With all the home exercise options out there, it can be a little overwhelming. YouTube, Instagram, ZOOM classes… But what if you just want to do your own thing?
For the past few months, I started us off with the Train Like A WLF podcasts to familiarize you with — from the breath to the burn — how home workouts should really work.
But now we need to get into specifics, because otherwise, one of us is going to run into educated tangents. (Spoiler: it’s probably me.)
I want you to stock your home fitness locker with useful mental gear. And if I started you off with the breath, then I can’t not start you off here with Exposing Yoga Myths.
Yoga is one of the most popular disciplines to turn to during a time of stress. The postures are simple, direct, and would seem to be universally user-friendly.*
However, yoga is a great way to mess yourself up if you’re doing it wrong.
If you don’t have enough preexisting muscle fiber to literally keep your muscles on your skeleton, and keep your connective tissue in place, then you’re going to get hurt. You’re going to feel worse after a practice.
I would know. Why else do you think a flexy lil’ taekwondo girl would get into deadlifting?
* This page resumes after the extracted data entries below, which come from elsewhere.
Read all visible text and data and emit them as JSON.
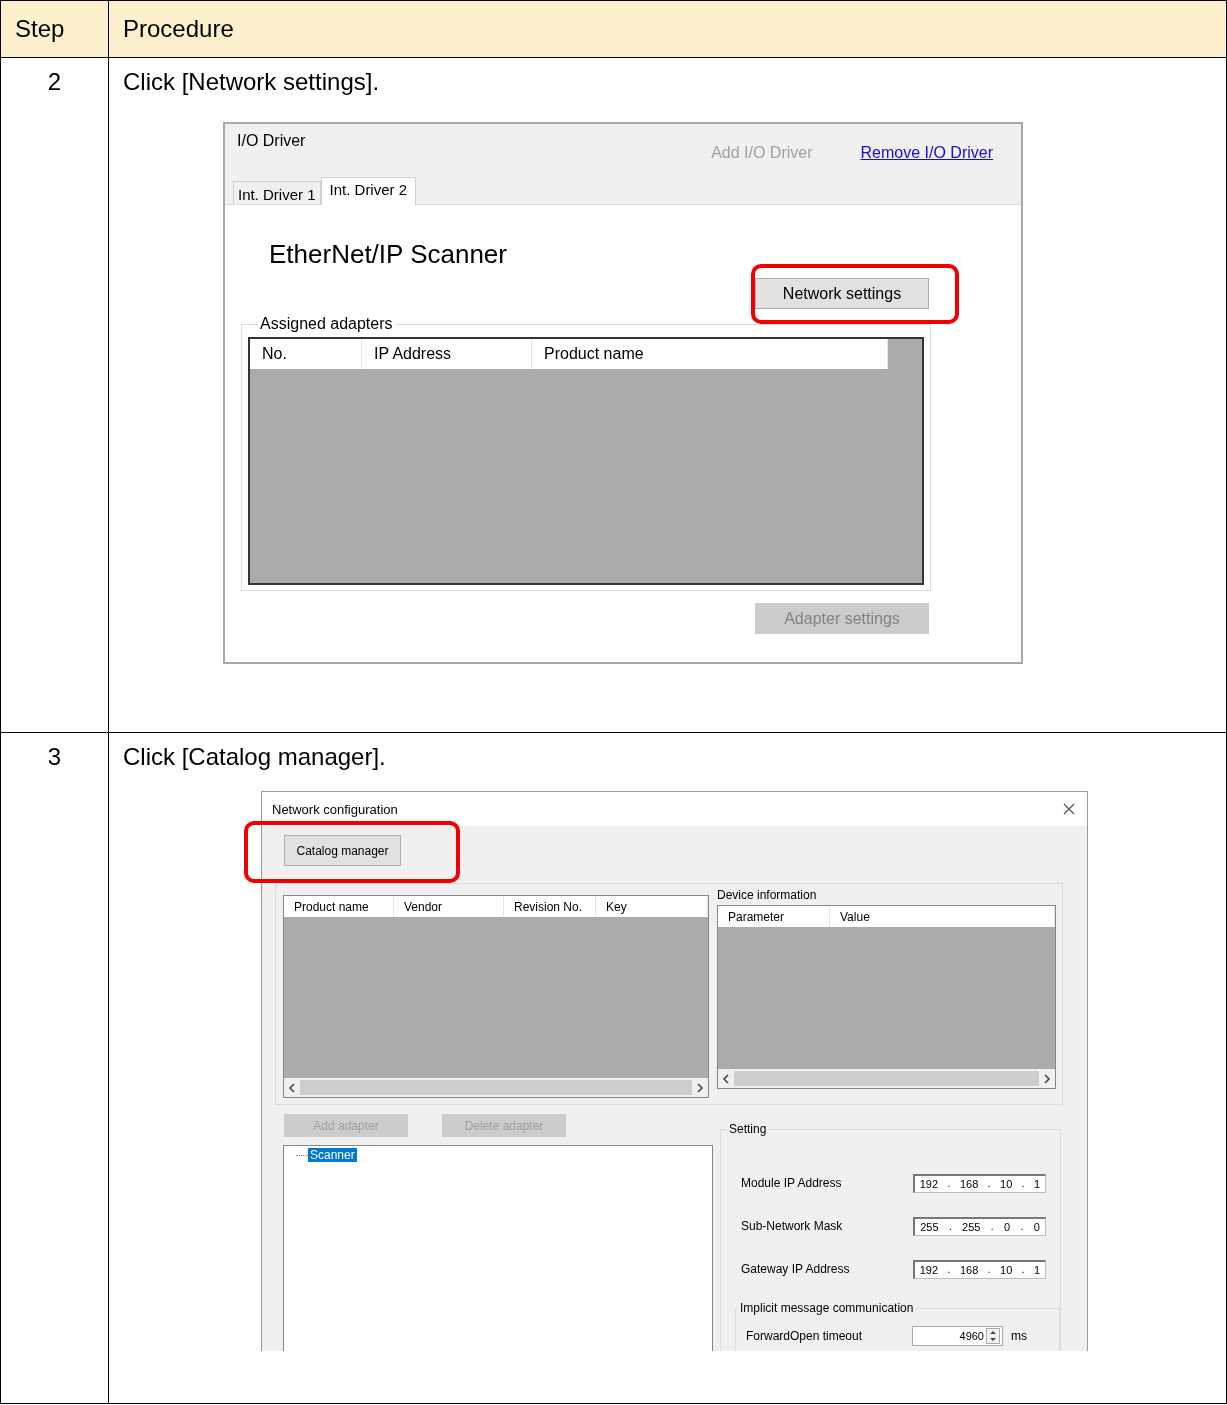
{
  "table": {
    "columns": [
      "Step",
      "Procedure"
    ],
    "rows": [
      {
        "step": "2",
        "instruction": "Click [Network settings].",
        "screen": {
          "kind": "io_driver",
          "title": "I/O Driver",
          "links": [
            {
              "label": "Add I/O Driver",
              "disabled": true
            },
            {
              "label": "Remove I/O Driver",
              "disabled": false
            }
          ],
          "tabs": [
            {
              "label": "Int. Driver 1",
              "selected": false
            },
            {
              "label": "Int. Driver 2",
              "selected": true
            }
          ],
          "heading": "EtherNet/IP Scanner",
          "settings_button": {
            "label": "Network settings",
            "highlighted": true
          },
          "group": {
            "label": "Assigned adapters",
            "columns": [
              "No.",
              "IP Address",
              "Product name"
            ]
          },
          "adapter_button": {
            "label": "Adapter settings",
            "disabled": true
          }
        }
      },
      {
        "step": "3",
        "instruction": "Click [Catalog manager].",
        "screen": {
          "kind": "network_config",
          "title": "Network configuration",
          "catalog_button": {
            "label": "Catalog manager",
            "highlighted": true
          },
          "eds_columns": [
            "Product name",
            "Vendor",
            "Revision No.",
            "Key"
          ],
          "device_information": {
            "label": "Device information",
            "columns": [
              "Parameter",
              "Value"
            ]
          },
          "adapter_buttons": [
            {
              "label": "Add adapter",
              "disabled": true
            },
            {
              "label": "Delete adapter",
              "disabled": true
            }
          ],
          "tree": [
            {
              "label": "Scanner",
              "selected": true
            }
          ],
          "setting": {
            "label": "Setting",
            "separator": ".",
            "fields": [
              {
                "label": "Module IP Address",
                "octets": [
                  "192",
                  "168",
                  "10",
                  "1"
                ]
              },
              {
                "label": "Sub-Network Mask",
                "octets": [
                  "255",
                  "255",
                  "0",
                  "0"
                ]
              },
              {
                "label": "Gateway IP Address",
                "octets": [
                  "192",
                  "168",
                  "10",
                  "1"
                ]
              }
            ],
            "implicit": {
              "label": "Implicit message communication",
              "timeout": {
                "label": "ForwardOpen timeout",
                "value": "4960",
                "unit": "ms"
              }
            }
          }
        }
      }
    ]
  }
}
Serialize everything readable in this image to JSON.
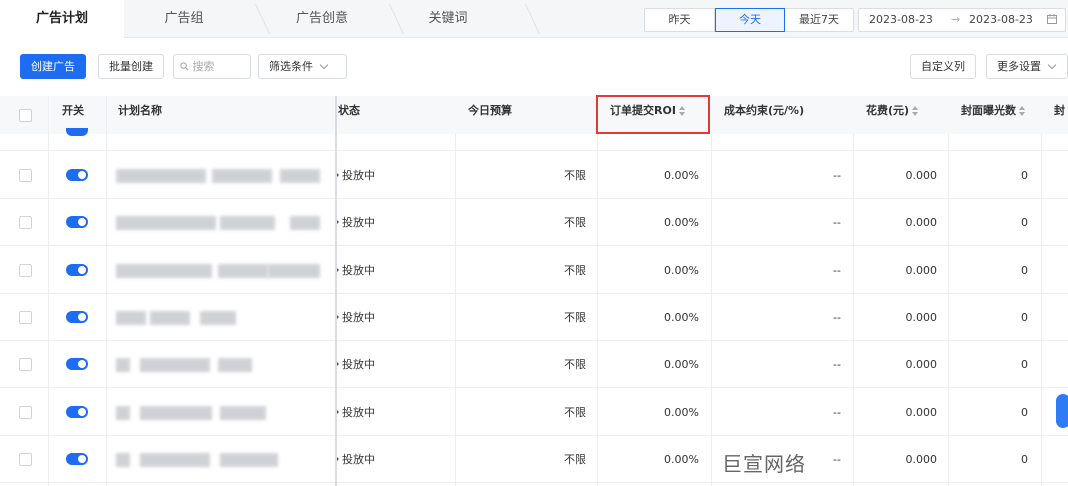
{
  "tabs": [
    {
      "label": "广告计划",
      "active": true
    },
    {
      "label": "广告组",
      "active": false
    },
    {
      "label": "广告创意",
      "active": false
    },
    {
      "label": "关键词",
      "active": false
    }
  ],
  "date_filters": [
    {
      "label": "昨天",
      "active": false
    },
    {
      "label": "今天",
      "active": true
    },
    {
      "label": "最近7天",
      "active": false
    }
  ],
  "date_range": {
    "start": "2023-08-23",
    "separator": "→",
    "end": "2023-08-23"
  },
  "toolbar": {
    "create_label": "创建广告",
    "batch_create_label": "批量创建",
    "search_placeholder": "搜索",
    "filter_label": "筛选条件",
    "custom_columns_label": "自定义列",
    "more_settings_label": "更多设置"
  },
  "columns": {
    "switch": "开关",
    "plan_name": "计划名称",
    "status": "状态",
    "budget": "今日预算",
    "order_roi": "订单提交ROI",
    "cost_constraint": "成本约束(元/%)",
    "spend": "花费(元)",
    "cover_impressions": "封面曝光数",
    "cover_partial": "封"
  },
  "rows": [
    {
      "status": "投放中",
      "budget": "不限",
      "roi": "0.00%",
      "cost": "--",
      "spend": "0.000",
      "impressions": "0"
    },
    {
      "status": "投放中",
      "budget": "不限",
      "roi": "0.00%",
      "cost": "--",
      "spend": "0.000",
      "impressions": "0"
    },
    {
      "status": "投放中",
      "budget": "不限",
      "roi": "0.00%",
      "cost": "--",
      "spend": "0.000",
      "impressions": "0"
    },
    {
      "status": "投放中",
      "budget": "不限",
      "roi": "0.00%",
      "cost": "--",
      "spend": "0.000",
      "impressions": "0"
    },
    {
      "status": "投放中",
      "budget": "不限",
      "roi": "0.00%",
      "cost": "--",
      "spend": "0.000",
      "impressions": "0"
    },
    {
      "status": "投放中",
      "budget": "不限",
      "roi": "0.00%",
      "cost": "--",
      "spend": "0.000",
      "impressions": "0"
    },
    {
      "status": "投放中",
      "budget": "不限",
      "roi": "0.00%",
      "cost": "--",
      "spend": "0.000",
      "impressions": "0"
    }
  ],
  "watermark": "巨宣网络",
  "colors": {
    "accent": "#1e6cf2",
    "highlight": "#e53935"
  },
  "icons": {
    "search": "search-icon",
    "calendar": "calendar-icon",
    "sort": "sort-icon",
    "chevron": "chevron-down-icon"
  }
}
Because the wonderful loosey-goosey feeling from pure yoga stretching left my legs literally stretched out.
The same thing happens to muscles as when you stretch out a piece of fabric — it doesn’t snap right back into place. Kicking in TKD, and any martial art, require the muscles to pull themselves back into place immediately afterwards. (No one wants to be that guy whose leg gets grabbed in midair. That’s only funny on TikTok.)
Yoga without strength training can also wreak havoc on your hips and back by reducing their ability to support themselves and maintain your core integrity.
But that’s the brilliance of Exposing Yoga Myths. Within the first few pages, you’ll already reap the benefit of the combined knowledge of Melissa, Ariana, and Kim. Their experience will shortcut you the years of frustrating — not to mention embarrassing! — experiences I had with my own practice to discover how the body actually functions in relation to yoga training.
They also give you unfiltered descriptions of the pitfalls of popular yoga culture, which further serves you as an immune booster to any woo-woo or mumbo-jumbo you might encounter when you do your own yogic explorations. This pairs beautifully with specific examples they give on what could go wrong — for example, how most people end up overstretching the lumbar or hamstrings in Downward Dog — and how to avoid it, delivered all in a tone that’s both relatable and hilarious**.
So get it. Read it. Absorb it.
And may you never fall into any YouTube yoga traps. (Do however, get yourself into some Trap Yoga. Heck yes.)
Thank you for reading! If you enjoy my take on fitness, you can train with me virtually anywhere in the world at Work Life Fitness, and follow me on Instagram, Facebook, Twitter — I might even have a YouTube channel that shows you how to DownDog without overstretching those hams. (And if you really enjoy my take on fitness, then check out The Miracle on 98th Street for a shadowboxing memoir that kicks The Bell Jar out of the ring.)
*Or at least, more user-friendly than my personal favorites, Animal Flow from Global Bodyweight Training or Vitamin by Gold Medal Bodies. Despite that these amazing practices stem mostly from yoga, they also require just enough hand-eye coordination to be off-putting to individuals learning their bodies in a steadily-less-quarantined environment. If I include a detour like this in the review, it’s to let you know before anything else that you do have other options than yoga, if you are ever so inclined. The human body is made to stretch in more than one way.
**To the Virgos following me: please be understanding that yes, Exposing Yoga Myths contains grammar and editing that are — to be diplomatic — human. But trust me, the truth and information in there are worth it.